Somalis Protest Vote on Peacekeepers

About 10,000 opponents of an international peacekeeping mission demonstrated Friday in the Somali capital, which is controlled by an Islamic militia accused by the United States of harboring wanted Al Qaeda members.

It was the second public protest in as many days against the Somali transitional parliament's Wednesday vote supporting the deployment of Ugandan and Sudanese peacekeepers to help the government establish stability and authority.

The protesters chanted, "We can form a government on our own!" and "No Ethiopia! No Ethiopian government!"

All the Islamic leaders from the Abgal clan attended the rally in central Mogadishu, where protesters also chanted, "America, open your eyes and ears!" and "Allahu akbar! — or "God is great!"

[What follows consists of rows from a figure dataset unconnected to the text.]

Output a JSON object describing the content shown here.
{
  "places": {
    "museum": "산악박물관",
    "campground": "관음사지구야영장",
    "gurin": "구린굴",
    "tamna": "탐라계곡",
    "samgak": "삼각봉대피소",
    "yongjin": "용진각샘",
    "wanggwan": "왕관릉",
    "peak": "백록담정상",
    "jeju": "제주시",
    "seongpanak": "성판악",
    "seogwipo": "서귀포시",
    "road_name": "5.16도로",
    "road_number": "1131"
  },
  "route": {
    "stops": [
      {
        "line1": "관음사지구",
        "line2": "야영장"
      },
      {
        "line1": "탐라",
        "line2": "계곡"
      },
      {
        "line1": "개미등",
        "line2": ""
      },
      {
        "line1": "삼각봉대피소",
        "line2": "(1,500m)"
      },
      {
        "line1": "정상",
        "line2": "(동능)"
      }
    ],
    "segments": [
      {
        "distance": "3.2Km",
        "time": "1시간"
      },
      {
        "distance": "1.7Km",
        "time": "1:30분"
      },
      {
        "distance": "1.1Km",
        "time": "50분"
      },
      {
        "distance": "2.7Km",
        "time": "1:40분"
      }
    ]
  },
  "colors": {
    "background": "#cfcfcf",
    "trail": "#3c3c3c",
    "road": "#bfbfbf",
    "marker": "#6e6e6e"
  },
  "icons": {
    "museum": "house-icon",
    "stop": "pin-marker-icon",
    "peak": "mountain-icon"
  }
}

About a third of the crowd was women, dressed in veils that covered their faces. The women had their own section, standing separately from the men.

Late Thursday, residents said unidentified gunmen shot a militiaman loyal to President Abdullahi Yusuf and wounded another when they drove through a checkpoint in Baidoa, which is the only major town Yusuf's government controls in southern Somalia.

In the past two weeks, Islamists have been consolidating their hold on the region, chasing U.S.-backed secular warlords from their former strongholds.

It is unclear why the militiamen forced their way through the checkpoint. The dead militiaman was a member of a nascent police force that Yusuf has been trying to form, with limited success, because his government has little control outside Baidoa, 155 miles northwest of the capital, Mogadishu.

Residents in another southern town, Jowhar, said hundreds of Islamic militiamen drove out late Thursday in 35 pickups mounted with machine guns, but it was not known where they were going.

The Islamic militants, formally known as the Islamic Courts Union, captured Jowhar, 56 miles northeast of Mogadishu, on Wednesday. It was the last strategic town held by the warlords, and the Islamic fighters imposed an 8 p.m.-5 a.m. curfew, saying it would continue until they had stabilized the town.

The transitional government, whose military consists of little more than the president's personal militia, has watched from the sidelines as the Islamic forces overcame a coalition of secular warlords to take control of southern Somalia. The Islamic forces took Mogadishu June 6.

On Thursday, three more members of the warlord-led Alliance for the Restoration of Peace and Counterterrorism said they had resigned. One of them, Mohamed Qanyare Afrah, told HornAfrik that he and the Islamic militia shared a common enemy because both of them opposed proposals for peacekeepers in Somalia. He also apologized for any mistakes he may have made as a leader of the alliance.

Thursday's resignations brings to seven the number of people who have left the alliance, which now has only four members.

The Islamic group's control over southern Somalia is a feat unmatched since the fall of dictator Mohamed Siad Barre in 1991. The country has had no effective central government since then.

The Islamic group, accused by the United States of harboring Al Qaeda, portrays itself as free of links to Somalia's past turmoil and capable of bringing order and unity. Yet the future of a country accustomed to moderate Islam would be uncertain under hard-line Islamic rulers.

Somalia's south has seen the worst violence in the country over the past 15 years. The northern and central regions have experienced only sporadic violence.

Northeastern Somalia is run by an autonomous government allied to the president, and central Somalia, where some warlords have fled, is controlled by several groups.

U.S. officials have acknowledged backing the warlords against the Islamic group. In response to the Islamic militia's growing power, the Unites States convened a meeting on Somalia in New York on Thursday.

The New York meeting concluded with the U.S.-organized group of nations lending its support to the country's weak interim government and demanding free access so aid groups can help Somalia's impoverished people.

The first meeting of the International Somalia Contact Group was one of the few major international initiatives toward the nation in the years since U.N. peacekeepers withdrew in 1995.